Das Herzstück des neuen MacBook Pro ist der M5 Max Chip. Während die Vorgängergenerationen bereits den Übergang zu Apple Silicon zementierten, reizt der M5 Max das aktuelle Machbare in der Halbleiterfertigung aus.

Fertigungsprozess und Effizienz

  • Der Chip wird im fortschrittlichen 3-Nanometer-Verfahren der zweiten Generation (N3P) von TSMC gefertigt. Diese Strukturverkleinerung ermöglicht nicht nur eine höhere Transistordichte von weit über 100 Milliarden Transistoren, sondern auch eine deutlich verbesserte Energieeffizienz. Dies bedeutet, dass der Chip höhere Taktfrequenzen über einen längeren Zeitraum halten kann, bevor thermisches Drosseln (Thermal Throttling) einsetzt.

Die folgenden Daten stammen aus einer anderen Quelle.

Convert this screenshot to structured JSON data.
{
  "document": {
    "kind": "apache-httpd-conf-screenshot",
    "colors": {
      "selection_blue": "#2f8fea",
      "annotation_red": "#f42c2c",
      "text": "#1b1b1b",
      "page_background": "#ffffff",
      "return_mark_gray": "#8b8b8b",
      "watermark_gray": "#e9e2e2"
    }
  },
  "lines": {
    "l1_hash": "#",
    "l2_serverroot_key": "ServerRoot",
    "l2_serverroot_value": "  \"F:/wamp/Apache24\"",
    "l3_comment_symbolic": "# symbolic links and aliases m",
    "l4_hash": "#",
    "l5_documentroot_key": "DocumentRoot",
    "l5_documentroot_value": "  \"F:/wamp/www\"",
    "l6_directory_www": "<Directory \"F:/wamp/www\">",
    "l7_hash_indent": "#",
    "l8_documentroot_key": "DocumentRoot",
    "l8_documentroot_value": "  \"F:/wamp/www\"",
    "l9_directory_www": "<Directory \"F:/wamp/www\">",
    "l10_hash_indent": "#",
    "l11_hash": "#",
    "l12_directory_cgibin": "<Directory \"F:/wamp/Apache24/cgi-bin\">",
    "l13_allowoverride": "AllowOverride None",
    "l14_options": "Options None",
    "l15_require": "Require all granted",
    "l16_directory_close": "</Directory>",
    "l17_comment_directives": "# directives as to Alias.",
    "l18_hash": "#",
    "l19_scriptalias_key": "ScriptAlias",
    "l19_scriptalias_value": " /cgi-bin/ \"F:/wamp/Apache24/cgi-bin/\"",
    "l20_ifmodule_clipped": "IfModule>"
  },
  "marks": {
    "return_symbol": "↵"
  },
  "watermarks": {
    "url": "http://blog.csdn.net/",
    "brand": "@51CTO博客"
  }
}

Die 18-Core-CPU: Asymmetrische Kraft

  • Die CPU-Architektur des M5 Max besteht aus 18 Kernen, aufgeteilt in 6 Hochleistungs- und 12 hocheffiziente Kerne. Diese auf den ersten Blick ungewöhnliche Verteilung – bei High-End-Chips dominieren oft die Performance-Kerne – ist Apples Antwort auf hybride Workflows. Die 12 Effizienzkerne übernehmen Hintergrundprozesse, Code-Kompilierung in frühen Stadien und das Handling von Peripherie-Datenströmen mit minimalem Energieaufwand. Die 6 massiv aufgebohrten Performance-Kerne greifen bei Single-Core-Spitzenlasten oder beim Rendern ein. Das Resultat ist ein Multi-Core-Geekbench-6-Score von über 29.200 Punkten, was selbst ausgewachsene Desktop-Workstations in den Schatten stellt.

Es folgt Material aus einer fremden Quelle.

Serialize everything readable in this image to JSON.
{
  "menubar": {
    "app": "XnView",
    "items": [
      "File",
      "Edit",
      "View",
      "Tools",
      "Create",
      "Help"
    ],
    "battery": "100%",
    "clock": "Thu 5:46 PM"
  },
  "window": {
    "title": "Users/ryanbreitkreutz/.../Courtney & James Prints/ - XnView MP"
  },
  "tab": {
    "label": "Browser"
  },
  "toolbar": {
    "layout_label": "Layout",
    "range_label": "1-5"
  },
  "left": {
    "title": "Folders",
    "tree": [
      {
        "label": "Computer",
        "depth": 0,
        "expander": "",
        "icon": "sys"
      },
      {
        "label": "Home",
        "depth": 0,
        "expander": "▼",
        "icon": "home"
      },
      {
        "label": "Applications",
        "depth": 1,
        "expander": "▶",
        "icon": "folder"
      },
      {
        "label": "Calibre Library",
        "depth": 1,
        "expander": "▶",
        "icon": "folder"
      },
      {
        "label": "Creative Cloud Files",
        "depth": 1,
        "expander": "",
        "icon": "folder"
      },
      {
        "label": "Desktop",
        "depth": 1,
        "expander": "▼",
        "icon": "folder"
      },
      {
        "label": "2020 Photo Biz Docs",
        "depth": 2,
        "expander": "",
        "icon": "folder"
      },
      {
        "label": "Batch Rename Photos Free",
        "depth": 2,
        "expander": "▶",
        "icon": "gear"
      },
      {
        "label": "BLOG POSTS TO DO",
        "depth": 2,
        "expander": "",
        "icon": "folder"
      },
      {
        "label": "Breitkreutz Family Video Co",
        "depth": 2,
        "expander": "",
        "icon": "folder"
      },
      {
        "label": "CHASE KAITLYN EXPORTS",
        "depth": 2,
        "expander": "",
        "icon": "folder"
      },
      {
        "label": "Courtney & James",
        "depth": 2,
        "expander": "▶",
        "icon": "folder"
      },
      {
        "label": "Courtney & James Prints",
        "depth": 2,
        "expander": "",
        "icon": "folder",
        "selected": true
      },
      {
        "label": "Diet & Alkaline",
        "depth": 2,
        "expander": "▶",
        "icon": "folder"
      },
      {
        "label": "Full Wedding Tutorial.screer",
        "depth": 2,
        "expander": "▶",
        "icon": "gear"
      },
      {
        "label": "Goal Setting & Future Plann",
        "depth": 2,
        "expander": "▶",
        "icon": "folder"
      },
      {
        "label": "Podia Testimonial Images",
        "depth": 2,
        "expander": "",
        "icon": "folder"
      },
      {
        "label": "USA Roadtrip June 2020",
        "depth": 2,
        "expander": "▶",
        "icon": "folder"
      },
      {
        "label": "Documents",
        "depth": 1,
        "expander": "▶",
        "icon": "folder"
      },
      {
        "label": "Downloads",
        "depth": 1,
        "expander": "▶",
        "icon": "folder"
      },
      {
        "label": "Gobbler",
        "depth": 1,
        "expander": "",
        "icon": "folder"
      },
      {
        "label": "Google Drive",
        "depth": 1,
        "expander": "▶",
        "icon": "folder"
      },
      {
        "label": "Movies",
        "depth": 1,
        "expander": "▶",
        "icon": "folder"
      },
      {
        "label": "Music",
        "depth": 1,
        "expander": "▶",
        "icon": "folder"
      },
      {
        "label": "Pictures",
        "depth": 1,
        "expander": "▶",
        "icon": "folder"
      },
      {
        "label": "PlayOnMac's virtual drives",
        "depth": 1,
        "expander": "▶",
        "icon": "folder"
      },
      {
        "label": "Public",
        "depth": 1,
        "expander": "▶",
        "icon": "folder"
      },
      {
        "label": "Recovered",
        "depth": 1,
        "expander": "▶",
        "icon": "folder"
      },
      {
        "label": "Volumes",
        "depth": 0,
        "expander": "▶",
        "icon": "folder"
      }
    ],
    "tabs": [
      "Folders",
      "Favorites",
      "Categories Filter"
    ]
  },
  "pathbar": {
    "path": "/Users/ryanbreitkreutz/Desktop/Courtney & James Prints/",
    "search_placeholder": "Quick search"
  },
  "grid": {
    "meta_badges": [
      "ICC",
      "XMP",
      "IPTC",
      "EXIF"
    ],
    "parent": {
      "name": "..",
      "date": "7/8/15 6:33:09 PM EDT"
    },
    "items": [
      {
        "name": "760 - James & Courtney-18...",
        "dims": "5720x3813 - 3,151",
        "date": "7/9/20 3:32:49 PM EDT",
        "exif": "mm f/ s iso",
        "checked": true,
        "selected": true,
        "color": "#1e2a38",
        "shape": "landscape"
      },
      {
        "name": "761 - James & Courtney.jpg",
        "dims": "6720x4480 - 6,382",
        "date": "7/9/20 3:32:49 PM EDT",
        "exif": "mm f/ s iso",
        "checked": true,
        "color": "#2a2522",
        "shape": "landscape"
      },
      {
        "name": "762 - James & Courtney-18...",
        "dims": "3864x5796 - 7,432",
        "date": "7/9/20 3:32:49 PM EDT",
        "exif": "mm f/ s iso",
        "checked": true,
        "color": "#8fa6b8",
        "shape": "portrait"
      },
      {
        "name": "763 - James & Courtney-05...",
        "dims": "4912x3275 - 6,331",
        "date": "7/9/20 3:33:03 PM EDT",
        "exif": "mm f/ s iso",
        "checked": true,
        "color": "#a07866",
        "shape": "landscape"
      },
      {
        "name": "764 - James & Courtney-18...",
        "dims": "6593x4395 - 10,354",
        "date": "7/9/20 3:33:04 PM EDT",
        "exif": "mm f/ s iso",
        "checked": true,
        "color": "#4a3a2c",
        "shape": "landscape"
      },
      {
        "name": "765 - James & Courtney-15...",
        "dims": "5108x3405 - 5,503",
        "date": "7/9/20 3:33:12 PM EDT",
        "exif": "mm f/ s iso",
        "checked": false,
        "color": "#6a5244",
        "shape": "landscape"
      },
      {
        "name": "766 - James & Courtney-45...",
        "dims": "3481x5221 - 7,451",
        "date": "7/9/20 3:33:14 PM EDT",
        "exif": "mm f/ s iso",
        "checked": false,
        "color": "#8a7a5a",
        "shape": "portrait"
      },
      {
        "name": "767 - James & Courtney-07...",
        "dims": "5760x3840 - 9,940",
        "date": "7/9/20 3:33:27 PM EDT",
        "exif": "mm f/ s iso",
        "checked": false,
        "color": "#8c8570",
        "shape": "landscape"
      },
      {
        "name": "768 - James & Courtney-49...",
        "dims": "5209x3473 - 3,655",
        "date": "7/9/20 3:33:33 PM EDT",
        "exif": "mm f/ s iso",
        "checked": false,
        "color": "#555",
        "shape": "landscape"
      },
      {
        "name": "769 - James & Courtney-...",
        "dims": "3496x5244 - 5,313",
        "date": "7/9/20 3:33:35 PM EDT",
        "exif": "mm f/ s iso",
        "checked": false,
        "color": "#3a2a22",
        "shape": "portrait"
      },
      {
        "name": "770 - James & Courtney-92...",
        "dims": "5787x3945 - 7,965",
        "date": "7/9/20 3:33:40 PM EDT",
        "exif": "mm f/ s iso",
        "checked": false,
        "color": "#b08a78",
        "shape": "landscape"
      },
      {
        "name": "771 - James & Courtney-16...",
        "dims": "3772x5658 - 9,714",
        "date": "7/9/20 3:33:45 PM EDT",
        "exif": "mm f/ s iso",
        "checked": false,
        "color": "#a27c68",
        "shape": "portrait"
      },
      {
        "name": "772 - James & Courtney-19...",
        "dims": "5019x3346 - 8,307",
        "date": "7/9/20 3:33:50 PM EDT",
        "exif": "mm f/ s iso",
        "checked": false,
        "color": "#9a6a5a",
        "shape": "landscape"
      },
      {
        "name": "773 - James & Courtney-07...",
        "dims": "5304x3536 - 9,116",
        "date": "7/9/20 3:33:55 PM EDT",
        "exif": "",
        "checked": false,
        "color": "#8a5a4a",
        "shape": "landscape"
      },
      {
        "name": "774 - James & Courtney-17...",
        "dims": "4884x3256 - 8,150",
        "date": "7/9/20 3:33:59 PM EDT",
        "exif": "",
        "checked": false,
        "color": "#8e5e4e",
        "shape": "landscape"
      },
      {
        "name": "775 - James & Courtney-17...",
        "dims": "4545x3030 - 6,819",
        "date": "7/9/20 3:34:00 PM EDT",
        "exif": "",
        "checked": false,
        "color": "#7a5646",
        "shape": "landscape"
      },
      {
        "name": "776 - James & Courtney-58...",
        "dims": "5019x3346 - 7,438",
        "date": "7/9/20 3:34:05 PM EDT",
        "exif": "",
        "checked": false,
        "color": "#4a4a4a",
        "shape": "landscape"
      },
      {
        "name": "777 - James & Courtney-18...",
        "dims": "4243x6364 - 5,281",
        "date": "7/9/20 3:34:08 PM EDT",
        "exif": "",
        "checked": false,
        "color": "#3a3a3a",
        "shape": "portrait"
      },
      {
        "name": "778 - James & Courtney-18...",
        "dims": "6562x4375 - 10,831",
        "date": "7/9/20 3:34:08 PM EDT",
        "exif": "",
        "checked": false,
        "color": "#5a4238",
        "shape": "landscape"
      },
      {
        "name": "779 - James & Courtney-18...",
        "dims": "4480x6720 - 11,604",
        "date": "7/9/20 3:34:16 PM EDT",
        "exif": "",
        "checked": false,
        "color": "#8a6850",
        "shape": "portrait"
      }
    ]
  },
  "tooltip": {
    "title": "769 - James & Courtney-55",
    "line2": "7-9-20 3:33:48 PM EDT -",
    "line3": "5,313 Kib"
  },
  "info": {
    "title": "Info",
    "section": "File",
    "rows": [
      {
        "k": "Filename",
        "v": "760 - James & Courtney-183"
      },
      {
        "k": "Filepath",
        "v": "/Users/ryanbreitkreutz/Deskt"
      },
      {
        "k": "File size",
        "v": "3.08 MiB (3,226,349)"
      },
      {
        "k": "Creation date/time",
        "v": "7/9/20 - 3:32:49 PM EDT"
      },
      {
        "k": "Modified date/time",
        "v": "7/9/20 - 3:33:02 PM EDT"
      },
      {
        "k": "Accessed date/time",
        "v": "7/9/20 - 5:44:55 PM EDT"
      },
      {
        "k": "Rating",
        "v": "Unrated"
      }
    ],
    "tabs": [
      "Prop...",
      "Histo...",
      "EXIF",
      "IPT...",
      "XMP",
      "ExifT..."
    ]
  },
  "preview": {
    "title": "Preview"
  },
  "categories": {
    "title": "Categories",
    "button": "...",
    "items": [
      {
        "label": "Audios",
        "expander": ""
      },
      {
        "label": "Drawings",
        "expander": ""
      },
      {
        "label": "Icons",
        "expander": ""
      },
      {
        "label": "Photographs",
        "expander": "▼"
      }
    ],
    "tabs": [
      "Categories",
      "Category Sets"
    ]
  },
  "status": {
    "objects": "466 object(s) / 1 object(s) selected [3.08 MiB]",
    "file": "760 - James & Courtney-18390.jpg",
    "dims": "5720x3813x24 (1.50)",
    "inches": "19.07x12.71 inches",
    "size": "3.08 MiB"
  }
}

40-Core-GPU und Hardware-Raytracing

  • Die Grafikeinheit wurde auf 40 Kerne skaliert. Die wichtigste architektonische Neuerung ist jedoch das verbesserte „Dynamic Caching“ in Kombination mit einer dedizierten KI-Beschleunigung pro GPU-Kern. Das Hardware-beschleunigte Raytracing und Mesh Shading arbeiten nun bis zu 50 Prozent effizienter als beim M4 Max. In der Praxis bedeutet dies: Komplexe 3D-Szenen in Cinema4D, Blender oder Maya können nun in Echtzeit im Viewport mit akkurater Licht- und Schattenberechnung bewegt werden.

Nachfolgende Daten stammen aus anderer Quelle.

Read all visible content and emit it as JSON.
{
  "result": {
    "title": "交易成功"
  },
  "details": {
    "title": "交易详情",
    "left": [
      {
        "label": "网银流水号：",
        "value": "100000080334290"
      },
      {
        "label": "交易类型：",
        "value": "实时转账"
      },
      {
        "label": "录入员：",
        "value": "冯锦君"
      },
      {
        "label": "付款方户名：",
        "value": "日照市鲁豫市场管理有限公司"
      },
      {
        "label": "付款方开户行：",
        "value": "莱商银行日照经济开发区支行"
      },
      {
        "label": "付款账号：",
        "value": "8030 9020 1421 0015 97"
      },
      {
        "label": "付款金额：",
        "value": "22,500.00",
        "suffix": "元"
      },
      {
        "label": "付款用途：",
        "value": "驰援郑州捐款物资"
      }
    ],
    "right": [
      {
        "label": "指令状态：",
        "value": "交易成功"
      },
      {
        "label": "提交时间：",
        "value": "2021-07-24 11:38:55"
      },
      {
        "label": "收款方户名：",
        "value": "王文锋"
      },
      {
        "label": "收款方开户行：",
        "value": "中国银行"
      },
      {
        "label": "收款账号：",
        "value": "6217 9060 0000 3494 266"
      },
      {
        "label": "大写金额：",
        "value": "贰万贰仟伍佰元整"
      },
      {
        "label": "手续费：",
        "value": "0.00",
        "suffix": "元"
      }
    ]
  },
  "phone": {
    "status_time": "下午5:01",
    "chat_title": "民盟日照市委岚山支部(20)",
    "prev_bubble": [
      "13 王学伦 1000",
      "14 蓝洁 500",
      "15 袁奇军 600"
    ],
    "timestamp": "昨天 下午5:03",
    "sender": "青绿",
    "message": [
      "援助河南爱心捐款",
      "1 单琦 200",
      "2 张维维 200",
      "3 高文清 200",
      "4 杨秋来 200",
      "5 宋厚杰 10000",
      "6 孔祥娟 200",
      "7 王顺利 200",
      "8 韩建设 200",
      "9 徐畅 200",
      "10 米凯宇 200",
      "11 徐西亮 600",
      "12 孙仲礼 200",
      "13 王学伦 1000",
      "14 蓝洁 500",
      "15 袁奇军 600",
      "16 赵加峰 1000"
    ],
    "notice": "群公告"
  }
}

Unified Memory: Der Gamechanger für lokale KI-Modelle

Ein oft unterschätzter Flaschenhals bei herkömmlichen PC-Architekturen ist die Kommunikation zwischen CPU, GPU und Arbeitsspeicher. Der M5 Max umgeht dies mit seiner Unified Memory Architecture (UMA).

Das neue System unterstützt bis zu 128 GB LPDDR5X-Speicher. Noch beeindruckender ist jedoch die Speicherbandbreite von 614 GB/s. Für Datenwissenschaftler und KI-Entwickler ist diese Spezifikation entscheidend: Sie ermöglicht es, gigantische Large Language Models (LLMs) mit zig Milliarden Parametern lokal und vollständig im Arbeitsspeicher des Laptops auszuführen, ohne auf teure Cloud-GPU-Instanzen angewiesen zu sein. Kein anderer Laptop-Chip am Markt bietet der GPU aktuell direkten Zugriff auf einen derart riesigen und schnellen Speicherpool.

Display: Liquid Retina XDR mit Nanotextur-Option

Das bewährte Mini-LED-Display (Liquid Retina XDR) in den 14,2- und 16,2-Zoll-Modellen wurde für noch anspruchsvollere HDR-Workflows optimiert.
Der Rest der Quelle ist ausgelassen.